Et si nous suivons Elisa, si c'est pour elle que nous avons le plus d'empathie, elle n'en oublie pas non plus Bea. Parce que sous les apparences, Bea est aussi sensible que son amie. Elle a tout autant besoin d'elle qu'Elisa de Bea. C'est à travers les deux que nous allons expérimenter l'abandon, par la mère, d'abord, celle d'Elisa la laissant à T pour repartir à Biella, celle de Bea, qui semble ne voir que la "poupée" en sa fille et qui sera emportée par un cancer. Puis ceux des rêves et des aspirations mais aussi des illusions. Pour les deux jeunes femmes, ça se fait de manière souvent différentes, mais ça se fait. Et on a mal pour les deux tout le long du roman. Ce thème, celui de l'abandon et de sa perte va nous conduite des années 2000 à 2019. Et ça résonne forcément.

On ajoute enfin à tout cela l'écriture de Silvia Avallone et la traduction de Françoise Brun (qui la traduit depuis le début).

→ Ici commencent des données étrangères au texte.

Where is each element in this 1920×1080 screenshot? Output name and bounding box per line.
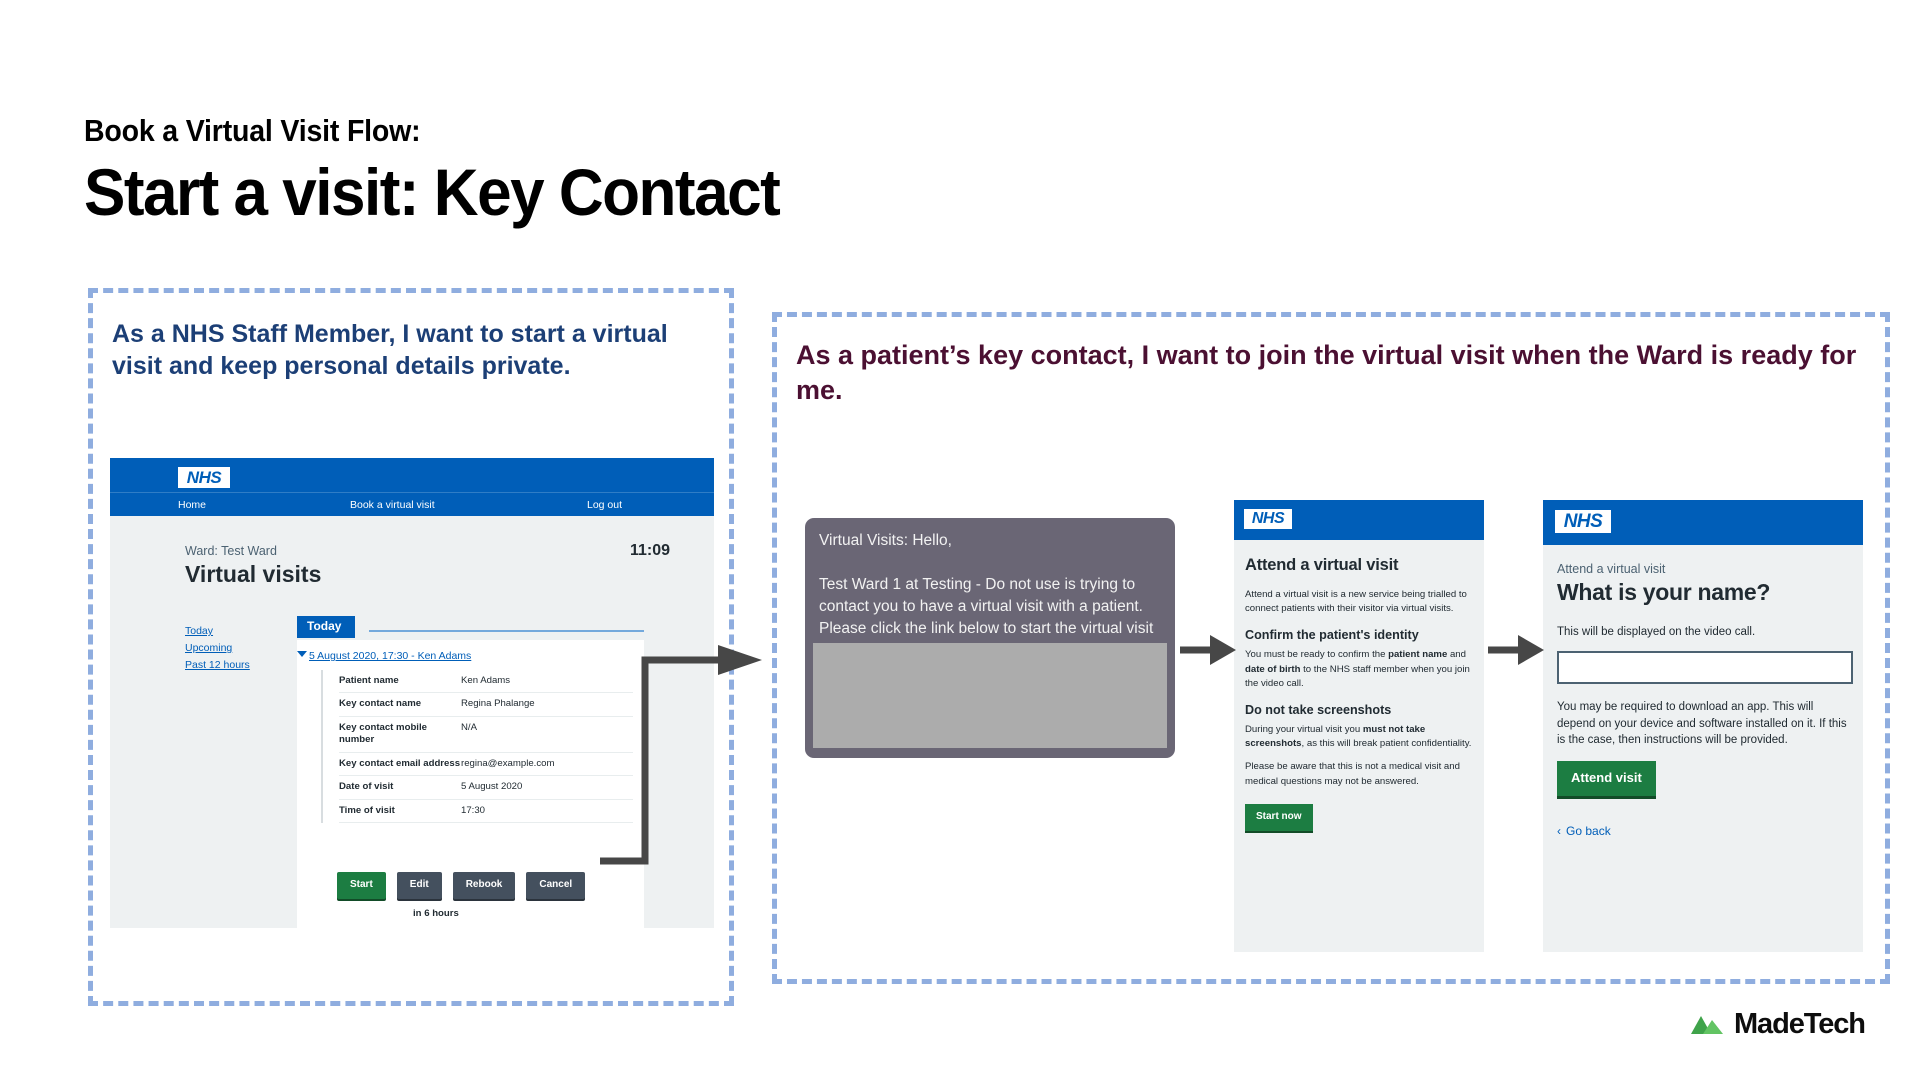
name-field-hint: This will be displayed on the video call… — [1557, 626, 1756, 638]
attend-visit-intro: Attend a virtual visit is a new service … — [1245, 589, 1467, 615]
visit-summary-link[interactable]: 5 August 2020, 17:30 - Ken Adams — [309, 650, 471, 662]
madetech-wordmark: MadeTech — [1734, 1008, 1866, 1040]
bold-patient-name: patient name — [1388, 649, 1448, 661]
row-value: 5 August 2020 — [461, 781, 523, 793]
visit-filter-links: Today Upcoming Past 12 hours — [185, 623, 250, 674]
visit-footnote: in 6 hours — [413, 908, 459, 919]
sms-link-placeholder[interactable] — [813, 643, 1167, 748]
page-title: Start a visit: Key Contact — [84, 155, 781, 229]
text-fragment: You must be ready to confirm the — [1245, 649, 1389, 661]
name-page-heading: What is your name? — [1557, 579, 1771, 605]
chevron-down-icon[interactable] — [297, 651, 307, 657]
start-button[interactable]: Start — [337, 872, 386, 899]
attend-visit-button[interactable]: Attend visit — [1557, 761, 1656, 797]
table-row: Key contact email address regina@example… — [339, 753, 633, 777]
table-row: Key contact name Regina Phalange — [339, 693, 633, 717]
nhs-header-bar: NHS — [1543, 500, 1863, 545]
row-key: Key contact name — [339, 698, 422, 710]
row-value: Ken Adams — [461, 675, 511, 686]
filter-link-past-12-hours[interactable]: Past 12 hours — [185, 657, 250, 674]
nhs-header-bar: NHS — [1234, 500, 1484, 540]
mountain-icon — [1691, 1015, 1723, 1034]
nav-item-book-a-virtual-visit[interactable]: Book a virtual visit — [350, 499, 435, 511]
visit-action-buttons: Start Edit Rebook Cancel — [337, 872, 586, 899]
clock-display: 11:09 — [629, 542, 670, 559]
attend-visit-body: Attend a virtual visit Attend a virtual … — [1234, 540, 1484, 952]
slide-canvas: Book a Virtual Visit Flow: Start a visit… — [0, 0, 1920, 1080]
download-app-note: You may be required to download an app. … — [1557, 701, 1847, 746]
visit-details-table: Patient name Ken Adams Key contact name … — [321, 670, 633, 824]
sms-message-bubble: Virtual Visits: Hello, Test Ward 1 at Te… — [805, 518, 1175, 758]
sms-line-1: Virtual Visits: Hello, — [819, 532, 952, 549]
table-row: Patient name Ken Adams — [339, 670, 633, 694]
filter-link-upcoming[interactable]: Upcoming — [185, 640, 250, 657]
name-page-caption: Attend a virtual visit — [1557, 562, 1666, 576]
screenshot-attend-a-virtual-visit: NHS Attend a virtual visit Attend a virt… — [1234, 500, 1484, 952]
not-a-medical-visit-note: Please be aware that this is not a medic… — [1245, 761, 1460, 787]
cancel-button[interactable]: Cancel — [526, 872, 586, 899]
ward-page-heading: Virtual visits — [185, 561, 322, 587]
table-row: Key contact mobile number N/A — [339, 717, 633, 753]
sms-line-2: Test Ward 1 at Testing - Do not use is t… — [819, 576, 1154, 637]
text-fragment: During your virtual visit you — [1245, 723, 1363, 735]
table-row: Time of visit 17:30 — [339, 800, 633, 824]
go-back-link[interactable]: ‹ Go back — [1557, 824, 1849, 838]
text-fragment: , as this will break patient confidentia… — [1301, 738, 1472, 750]
confirm-identity-body: You must be ready to confirm the patient… — [1245, 648, 1473, 691]
screenshot-ward-virtual-visits: NHS Home Book a virtual visit Log out Wa… — [110, 458, 714, 928]
madetech-logo: MadeTech — [1690, 1008, 1866, 1041]
rebook-button[interactable]: Rebook — [452, 872, 516, 899]
nav-item-home[interactable]: Home — [178, 499, 206, 511]
today-tab-strip: Today — [297, 616, 644, 638]
nhs-nav: Home Book a virtual visit Log out — [110, 492, 714, 516]
right-user-story: As a patient’s key contact, I want to jo… — [796, 340, 1857, 405]
ward-page-body: Ward: Test Ward Virtual visits 11:09 Tod… — [110, 516, 714, 928]
screenshot-what-is-your-name: NHS Attend a virtual visit What is your … — [1543, 500, 1863, 952]
row-key: Key contact mobile number — [339, 721, 427, 746]
sms-message-text: Virtual Visits: Hello, Test Ward 1 at Te… — [819, 530, 1163, 640]
ward-label: Ward: Test Ward — [185, 544, 277, 558]
row-value: 17:30 — [461, 804, 486, 816]
nhs-logo: NHS — [1244, 509, 1292, 529]
tab-rule — [369, 630, 644, 632]
bold-date-of-birth: date of birth — [1245, 663, 1301, 675]
filter-link-today[interactable]: Today — [185, 623, 250, 640]
name-page-body: Attend a virtual visit What is your name… — [1543, 545, 1863, 952]
tab-today[interactable]: Today — [297, 616, 356, 638]
go-back-label: Go back — [1566, 824, 1611, 839]
edit-button[interactable]: Edit — [396, 872, 442, 899]
start-now-button[interactable]: Start now — [1245, 803, 1313, 831]
text-fragment: and — [1447, 649, 1466, 661]
row-key: Patient name — [339, 675, 399, 686]
row-key: Time of visit — [339, 804, 395, 816]
left-user-story: As a NHS Staff Member, I want to start a… — [112, 320, 668, 380]
table-row: Date of visit 5 August 2020 — [339, 776, 633, 800]
row-key: Key contact email address — [339, 757, 461, 769]
row-key: Date of visit — [339, 781, 394, 793]
no-screenshots-heading: Do not take screenshots — [1245, 702, 1392, 717]
attend-visit-heading: Attend a virtual visit — [1245, 556, 1399, 574]
no-screenshots-body: During your virtual visit you must not t… — [1245, 723, 1473, 751]
nav-item-log-out[interactable]: Log out — [587, 499, 622, 511]
row-value: Regina Phalange — [461, 698, 535, 710]
row-value: N/A — [461, 721, 477, 733]
chevron-left-icon: ‹ — [1557, 824, 1561, 839]
nhs-header-bar: NHS Home Book a virtual visit Log out — [110, 458, 714, 516]
name-input[interactable] — [1557, 651, 1853, 685]
slide-eyebrow: Book a Virtual Visit Flow: — [84, 113, 421, 148]
row-value: regina@example.com — [461, 757, 555, 769]
visit-detail-card: 5 August 2020, 17:30 - Ken Adams Patient… — [297, 640, 644, 928]
nhs-logo: NHS — [1555, 510, 1611, 533]
confirm-identity-heading: Confirm the patient's identity — [1245, 628, 1419, 643]
nhs-logo: NHS — [178, 467, 230, 488]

Depuis d'Acier et ses premières armes, Avallone a fait évoluer son écriture tout en gardant ce que j'aime chez elle, cette modernité de ton avec cette jolie touche de poésie qui rend même les pires moments beaux. Cette vision sans fioriture de la jeunesse et des désillusions. 

Au final, c'est donc un nouveau coup de cœur. Presque à la hauteur de celui que j'ai pu avoir pour Marina Bellezza (déjà six ans que j'ai pu le lire et franchement, et je ne me le suis toujours pas sorti de la tête). Il a su me prendre aux tripes, me parler comme pas possible. Franchement, si vous ne connaissez pas Avallone, n'hésitez pas à le lire.